Download or read book The Death of the Artist written by William Deresiewicz and published by Henry Holt and Company. This book was released on 2020-07-28 with total page 336 pages. Available in PDF, EPUB and Kindle. Book excerpt: A deeply researched warning about how the digital economy threatens artists' lives and work—the music, writing, and visual art that sustain our souls and societies—from an award-winning essayist and critic There are two stories you hear about earning a living as an artist in the digital age. One comes from Silicon Valley. There's never been a better time to be an artist, it goes. If you've got a laptop, you've got a recording studio. If you've got an iPhone, you've got a movie camera. And if production is cheap, distribution is free: it's called the Internet. Everyone's an artist; just tap your creativity and put your stuff out there. The other comes from artists themselves. Sure, it goes, you can put your stuff out there, but who's going to pay you for it? Everyone is not an artist. Making art takes years of dedication, and that requires a means of support. If things don't change, a lot of art will cease to be sustainable. So which account is true? Since people are still making a living as artists today, how are they managing to do it? William Deresiewicz, a leading critic of the arts and of contemporary culture, set out to answer those questions. Based on interviews with artists of all kinds, The Death of the Artist argues that we are in the midst of an epochal transformation. If artists were artisans in the Renaissance, bohemians in the nineteenth century, and professionals in the twentieth, a new paradigm is emerging in the digital age, one that is changing our fundamental ideas about the nature of art and the role of the artist in society.

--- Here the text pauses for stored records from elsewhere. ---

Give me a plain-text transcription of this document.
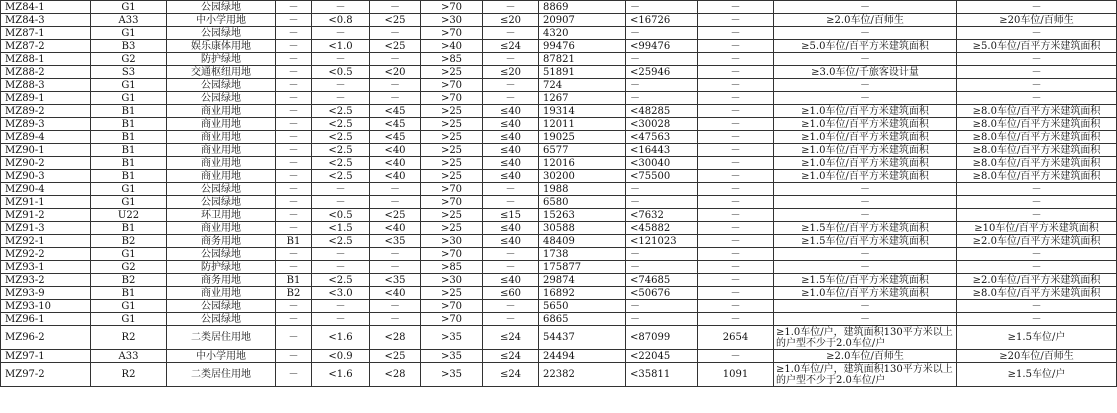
MZ84-1	G1	公园绿地	－	－	－	>70	－	8869	－	－	－	－
MZ84-3	A33	中小学用地	－	<0.8	<25	>30	≤20	20907	<16726	－	≥2.0车位/百师生	≥20车位/百师生
MZ87-1	G1	公园绿地	－	－	－	>70	－	4320	－	－	－	－
MZ87-2	B3	娱乐康体用地	－	<1.0	<25	>40	≤24	99476	<99476	－	≥5.0车位/百平方米建筑面积	≥5.0车位/百平方米建筑面积
MZ88-1	G2	防护绿地	－	－	－	>85	－	87821	－	－	－	－
MZ88-2	S3	交通枢纽用地	－	<0.5	<20	>25	≤20	51891	<25946	－	≥3.0车位/千旅客设计量	－
MZ88-3	G1	公园绿地	－	－	－	>70	－	724	－	－	－	－
MZ89-1	G1	公园绿地	－	－	－	>70	－	1267	－	－	－	－
MZ89-2	B1	商业用地	－	<2.5	<45	>25	≤40	19314	<48285	－	≥1.0车位/百平方米建筑面积	≥8.0车位/百平方米建筑面积
MZ89-3	B1	商业用地	－	<2.5	<45	>25	≤40	12011	<30028	－	≥1.0车位/百平方米建筑面积	≥8.0车位/百平方米建筑面积
MZ89-4	B1	商业用地	－	<2.5	<45	>25	≤40	19025	<47563	－	≥1.0车位/百平方米建筑面积	≥8.0车位/百平方米建筑面积
MZ90-1	B1	商业用地	－	<2.5	<40	>25	≤40	6577	<16443	－	≥1.0车位/百平方米建筑面积	≥8.0车位/百平方米建筑面积
MZ90-2	B1	商业用地	－	<2.5	<40	>25	≤40	12016	<30040	－	≥1.0车位/百平方米建筑面积	≥8.0车位/百平方米建筑面积
MZ90-3	B1	商业用地	－	<2.5	<40	>25	≤40	30200	<75500	－	≥1.0车位/百平方米建筑面积	≥8.0车位/百平方米建筑面积
MZ90-4	G1	公园绿地	－	－	－	>70	－	1988	－	－	－	－
MZ91-1	G1	公园绿地	－	－	－	>70	－	6580	－	－	－	－
MZ91-2	U22	环卫用地	－	<0.5	<25	>25	≤15	15263	<7632	－	－	－
MZ91-3	B1	商业用地	－	<1.5	<40	>25	≤40	30588	<45882	－	≥1.5车位/百平方米建筑面积	≥10车位/百平方米建筑面积
MZ92-1	B2	商务用地	B1	<2.5	<35	>30	≤40	48409	<121023	－	≥1.5车位/百平方米建筑面积	≥2.0车位/百平方米建筑面积
MZ92-2	G1	公园绿地	－	－	－	>70	－	1738	－	－	－	－
MZ93-1	G2	防护绿地	－	－	－	>85	－	175877	－	－	－	－
MZ93-2	B2	商务用地	B1	<2.5	<35	>30	≤40	29874	<74685	－	≥1.5车位/百平方米建筑面积	≥2.0车位/百平方米建筑面积
MZ93-9	B1	商业用地	B2	<3.0	<40	>25	≤60	16892	<50676	－	≥1.0车位/百平方米建筑面积	≥8.0车位/百平方米建筑面积
MZ93-10	G1	公园绿地	－	－	－	>70	－	5650	－	－	－	－
MZ96-1	G1	公园绿地	－	－	－	>70	－	6865	－	－	－	－
MZ96-2	R2	二类居住用地	－	<1.6	<28	>35	≤24	54437	<87099	2654	≥1.0车位/户，建筑面积130平方米以上的户型不少于2.0车位/户	≥1.5车位/户
MZ97-1	A33	中小学用地	－	<0.9	<25	>35	≤24	24494	<22045	－	≥2.0车位/百师生	≥20车位/百师生
MZ97-2	R2	二类居住用地	－	<1.6	<28	>35	≤24	22382	<35811	1091	≥1.0车位/户，建筑面积130平方米以上的户型不少于2.0车位/户	≥1.5车位/户
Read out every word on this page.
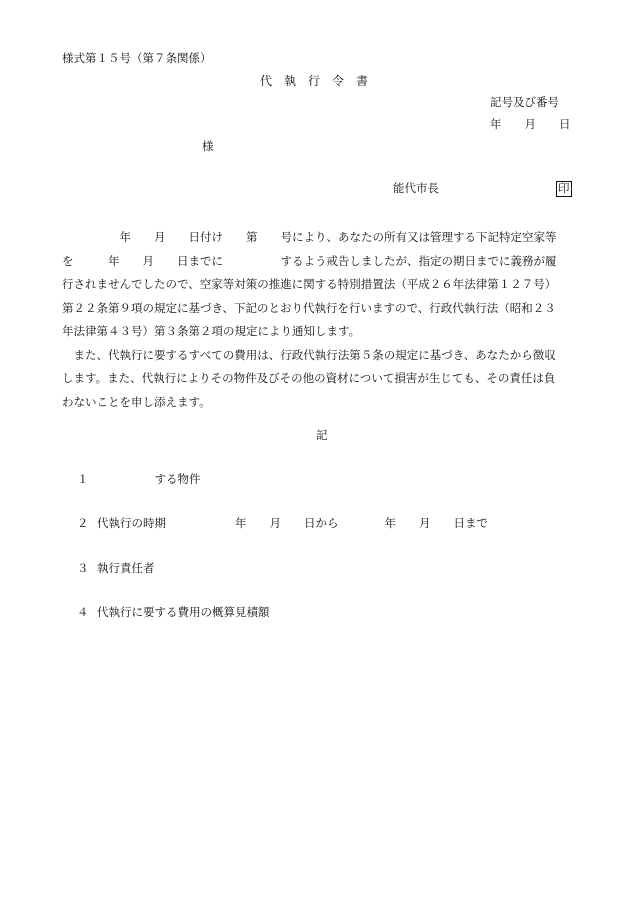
様式第１５号（第７条関係）
代　執　行　令　書
記号及び番号
年　　月　　日
様
能代市長	印
　　　　　年　　月　　日付け　　第　　号により、あなたの所有又は管理する下記特定空家等
を　　　年　　月　　日までに　　　　　するよう戒告しましたが、指定の期日までに義務が履
行されませんでしたので、空家等対策の推進に関する特別措置法（平成２６年法律第１２７号）
第２２条第９項の規定に基づき、下記のとおり代執行を行いますので、行政代執行法（昭和２３
年法律第４３号）第３条第２項の規定により通知します。
　また、代執行に要するすべての費用は、行政代執行法第５条の規定に基づき、あなたから徴収
します。また、代執行によりその物件及びその他の資材について損害が生じても、その責任は負
わないことを申し添えます。
記
１ 　　　　　する物件
２ 代執行の時期　　　　　　年　　月　　日から　　　　年　　月　　日まで
３ 執行責任者
４ 代執行に要する費用の概算見積額
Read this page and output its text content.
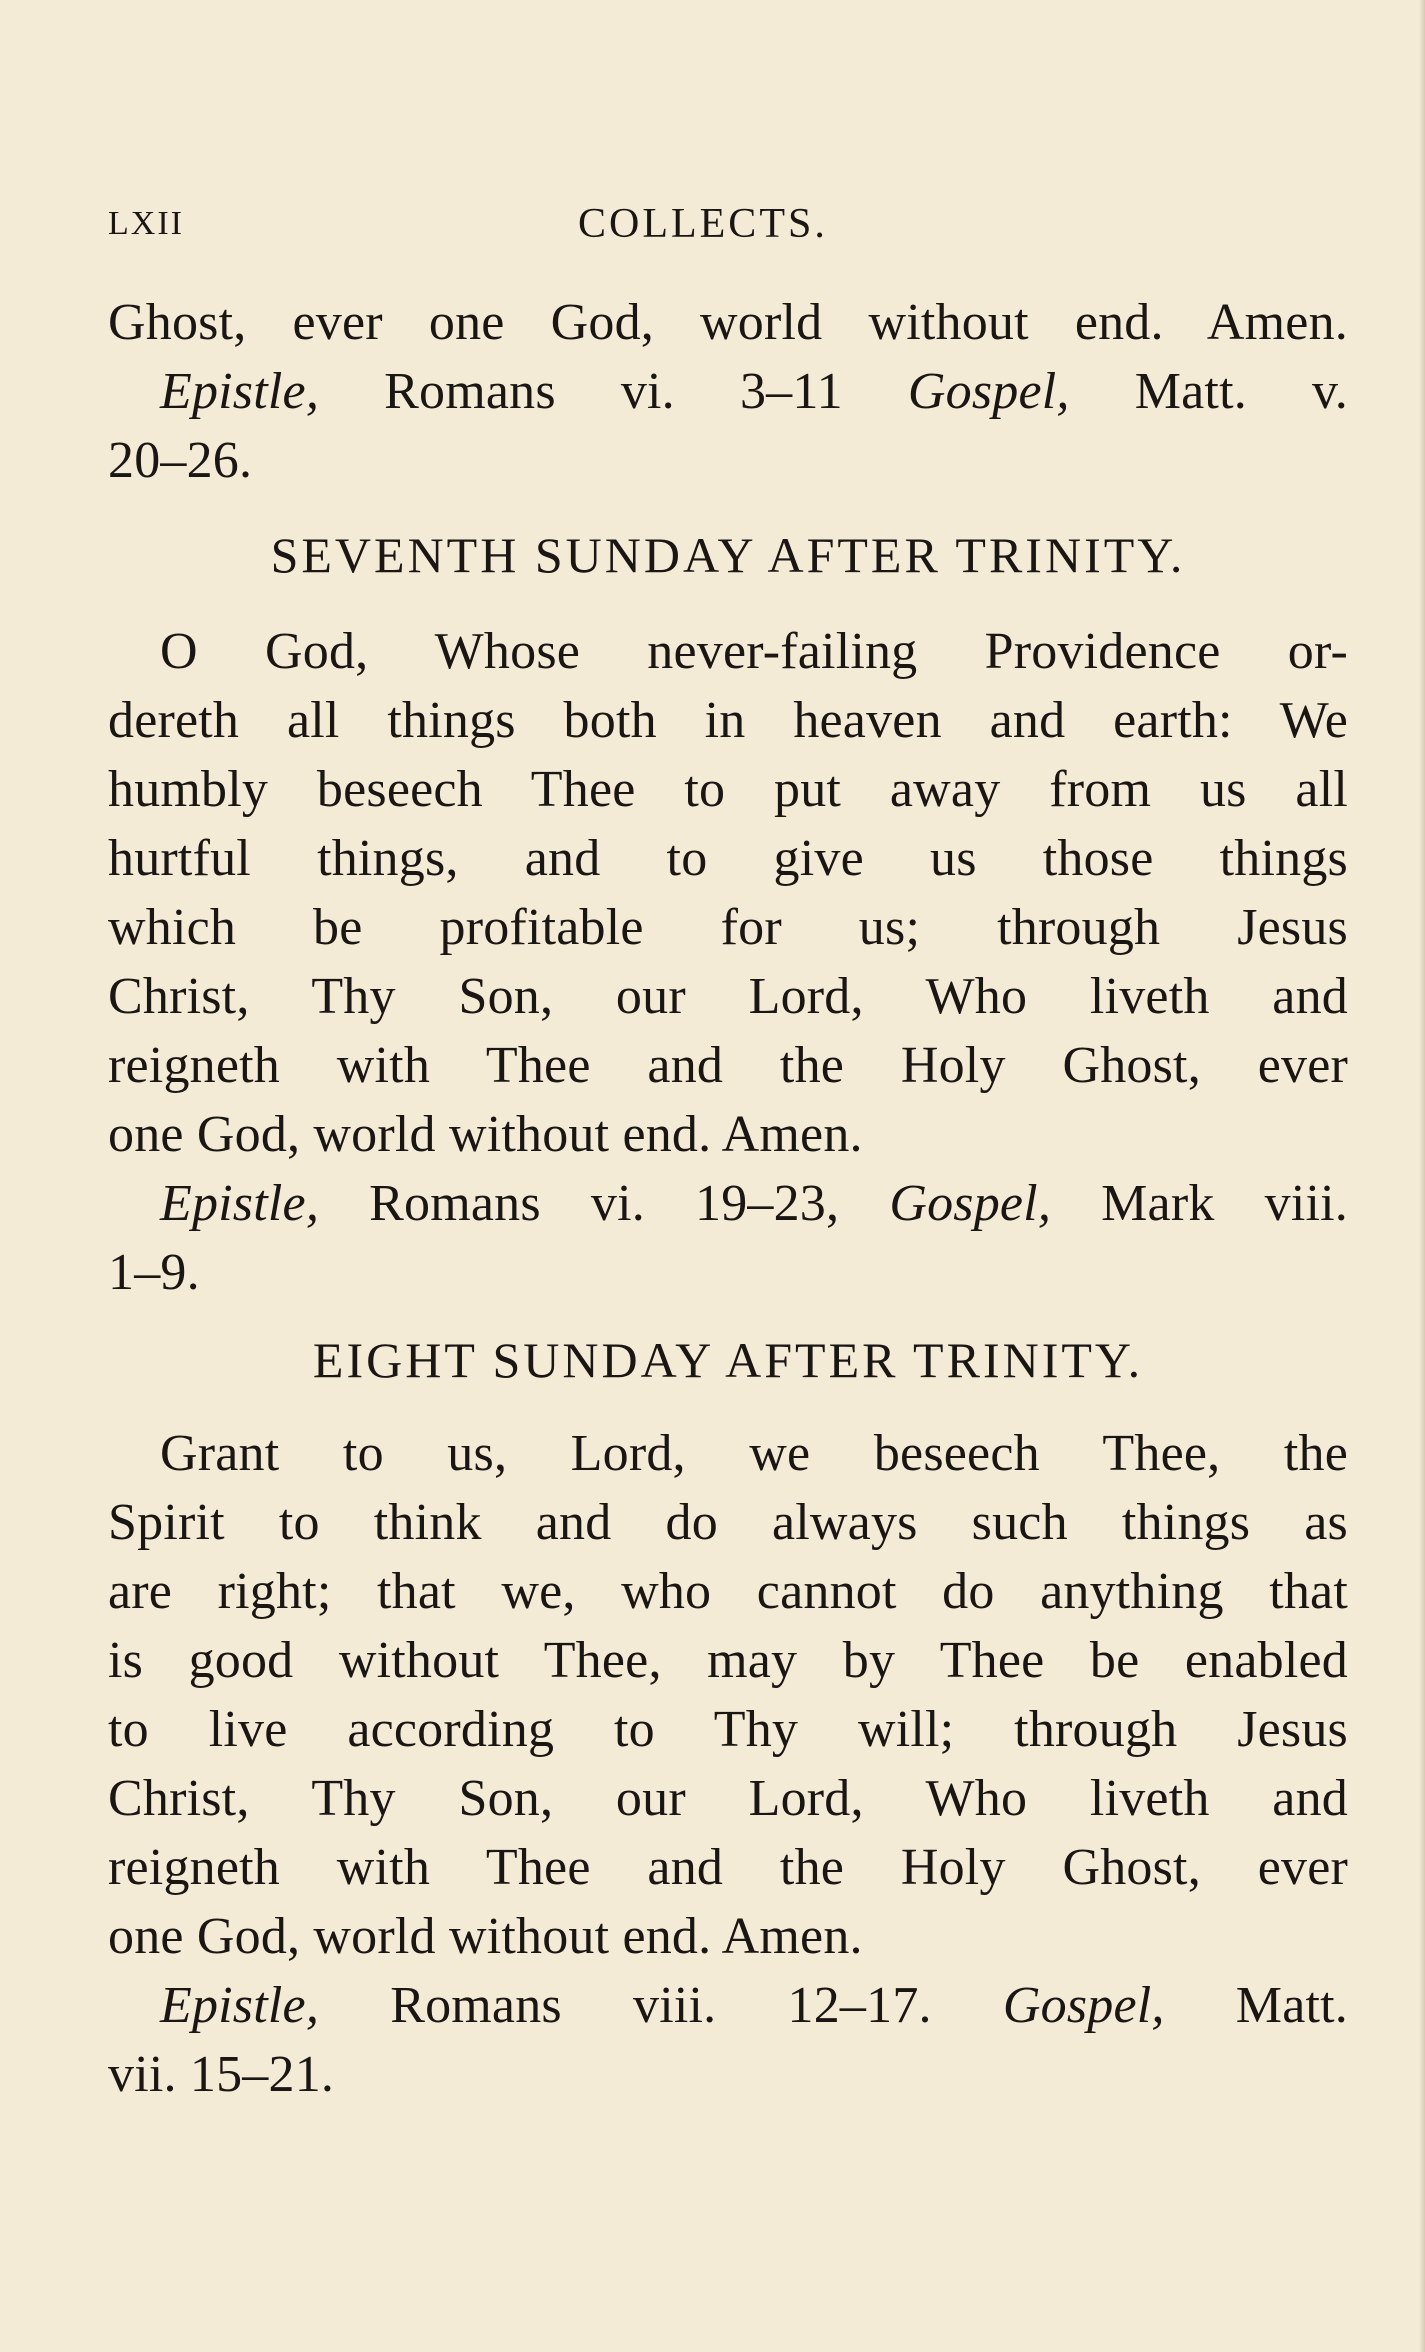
LXII	COLLECTS.
Ghost, ever one God, world without end. Amen.
Epistle, Romans vi. 3–11 Gospel, Matt. v.
20–26.
SEVENTH SUNDAY AFTER TRINITY.
O God, Whose never-failing Providence or-
dereth all things both in heaven and earth: We
humbly beseech Thee to put away from us all
hurtful things, and to give us those things
which be profitable for us; through Jesus
Christ, Thy Son, our Lord, Who liveth and
reigneth with Thee and the Holy Ghost, ever
one God, world without end. Amen.
Epistle, Romans vi. 19–23, Gospel, Mark viii.
1–9.
EIGHT SUNDAY AFTER TRINITY.
Grant to us, Lord, we beseech Thee, the
Spirit to think and do always such things as
are right; that we, who cannot do anything that
is good without Thee, may by Thee be enabled
to live according to Thy will; through Jesus
Christ, Thy Son, our Lord, Who liveth and
reigneth with Thee and the Holy Ghost, ever
one God, world without end. Amen.
Epistle, Romans viii. 12–17. Gospel, Matt.
vii. 15–21.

Book From Technological to Virtual Art

Download or read book From Technological to Virtual Art written by Frank Popper and published by . This book was released on 2007 with total page 482 pages. Available in PDF, EPUB and Kindle. Book excerpt: Frank Popper traces the development of immersive, interactive new media art from its antecedents through today's digital, multimedia, & networked art.

Book Art   Fear

    Book Details:
  • Author : David Bayles
  • Publisher : Souvenir Press
  • Release : 2023-02-09
  • ISBN : 1800815999
  • Pages : 109 pages

Download or read book Art Fear written by David Bayles and published by Souvenir Press. This book was released on 2023-02-09 with total page 109 pages. Available in PDF, EPUB and Kindle. Book excerpt: 'I always keep a copy of Art & Fear on my bookshelf' JAMES CLEAR, author of the #1 best-seller Atomic Habits 'A book for anyone and everyone who wants to face their fears and get to work' DEBBIE MILLMAN, author and host of the podcast Design Matters 'A timeless cult classic ... I've stolen tons of inspiration from this book over the years and so will you' AUSTIN KLEON, NYTimes bestselling author of Steal Like an Artist 'The ultimate pep talk for artists. ... An invaluable guide for living a creative, collaborative life.' WENDY MACNAUGHTON, illustrator Art & Fear is about the way art gets made, the reasons it often doesn't get made, and the nature of the difficulties that cause so many artists to give up along the way. Drawing on the authors' own experiences as two working artists, the book delves into the internal and external challenges to making art in the real world, and shows how they can be overcome every day. First published in 1994, Art & Fear quickly became an underground classic, and word-of-mouth has placed it among the best-selling books on artmaking and creativity. Written by artists for artists, it offers generous and wise insight into what it feels like to sit down at your easel or keyboard, in your studio or performance space, trying to do the work you need to do. Every artist, whether a beginner or a prizewinner, a student or a teacher, faces the same fears - and this book illuminates the way through them.